The Broncos would go on to win the regular season the following year.
The editorial leadership of the Western Herald also changed in May of 1965, as reported in “Krueger Named New Herald Editor for Summer, 1965-66 School Year”
“Ronald Krueger, current Herald associate editor and three year staff member, was appointed Herald editor Monday by the publication’s student-faculty committee. Krueger is a junior in the general curriculum with an English major and minors in history and general business. He was associate sports editor in the spring and fall semesters of 1963 and was named news editor in February, 1964, where he remained until filling a new position, associate editor, just after the beginning of the current semester.
The appointment will become effective at the close of the semester and Krueger will edit the six-week Herald publication of which was begun last summer under editor Jim Stommen, and continue in that capacity through April, 1966.
Krueger has been interested and involved in journalism ever since he was sports editor for his community’s weekly, the Clio Messenger, which perennially has won top honors among Michigan weeklies.
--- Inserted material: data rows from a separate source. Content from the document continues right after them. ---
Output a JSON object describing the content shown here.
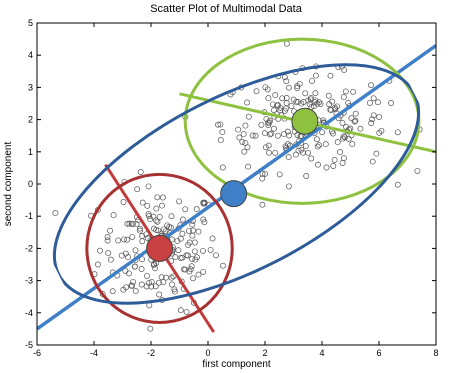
{
  "chart_data": {
    "type": "scatter",
    "title": "Scatter Plot of Multimodal Data",
    "xlabel": "first component",
    "ylabel": "second component",
    "xlim": [
      -6,
      8
    ],
    "ylim": [
      -5,
      5
    ],
    "xticks": [
      -6,
      -4,
      -2,
      0,
      2,
      4,
      6,
      8
    ],
    "yticks": [
      -5,
      -4,
      -3,
      -2,
      -1,
      0,
      1,
      2,
      3,
      4,
      5
    ],
    "grid": false,
    "clusters": [
      {
        "center": [
          -1.7,
          -2.0
        ],
        "spread": [
          1.05,
          0.95
        ],
        "count": 180,
        "color": "#b33a3a"
      },
      {
        "center": [
          3.4,
          1.9
        ],
        "spread": [
          1.45,
          0.75
        ],
        "count": 220,
        "color": "#8dc13f"
      }
    ],
    "overall_center": [
      0.9,
      -0.3
    ],
    "overall_color": "#3f7fc8",
    "principal_axis": {
      "x": [
        -6,
        8
      ],
      "y": [
        -4.5,
        4.3
      ],
      "color": "#3f7fc8"
    },
    "ellipses": [
      {
        "center": [
          -1.7,
          -2.0
        ],
        "semi_axes": [
          2.55,
          2.3
        ],
        "angle_deg": 0,
        "color": "#a83232"
      },
      {
        "center": [
          3.3,
          1.95
        ],
        "semi_axes": [
          4.1,
          2.55
        ],
        "angle_deg": 0,
        "color": "#8dc13f"
      },
      {
        "center": [
          1.0,
          0.0
        ],
        "semi_axes": [
          7.0,
          2.7
        ],
        "angle_deg": 27,
        "color": "#2e5c99"
      }
    ],
    "cluster_axes": [
      {
        "from": [
          -3.6,
          0.6
        ],
        "to": [
          0.2,
          -4.6
        ],
        "color": "#c23b3b"
      },
      {
        "from": [
          -1.0,
          2.8
        ],
        "to": [
          8.0,
          1.0
        ],
        "color": "#8dc13f"
      }
    ],
    "markers": [
      {
        "name": "overall-mean",
        "x": 0.9,
        "y": -0.3,
        "color": "#3f7fc8"
      },
      {
        "name": "cluster-1-mean",
        "x": -1.7,
        "y": -2.0,
        "color": "#c84040"
      },
      {
        "name": "cluster-2-mean",
        "x": 3.4,
        "y": 1.95,
        "color": "#8dc13f"
      }
    ]
  }
}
He began writing there in 1957.
Whether anyone,” says Krueger, “realizes it or not, the Herald has improved tremendously in the past few years. But some of our major difficulties remain, like informing the campus community of our basic operation at present and hoping it considers its evaluation in that light.”
In 1965, WMU adopted a trimester schedule, allowing for summer classes.
“Western isn’t the only school to go onto the year-round plan of operation-far from it.
In fact, according to Dr. John Pruis, administrative assistant to President James W. Miller, about 60 colleges and universities are now on, or are nearly ready to go on, such a program.
What prompted WMU to turn to such a program? Or better yet, what served as the stimulus for such a departure from the established two-semester, one summer session schedule?
The major stimulus, according to Pruis, is related to the increasing number of graduates from the nation’s high schools as the post-World War II “baby boom” products reach college age and clamor at the doors of the nation’s institutions of higher learning.
Another factor has been the tendency of the college student to stay in school longer. The student who was satisfied with a bachelor’s degree a decade ago now settles for no less than a master’s, while the master’s recipient of 10 years ago now finds that he needs a doctorate to achieve his goals in life.”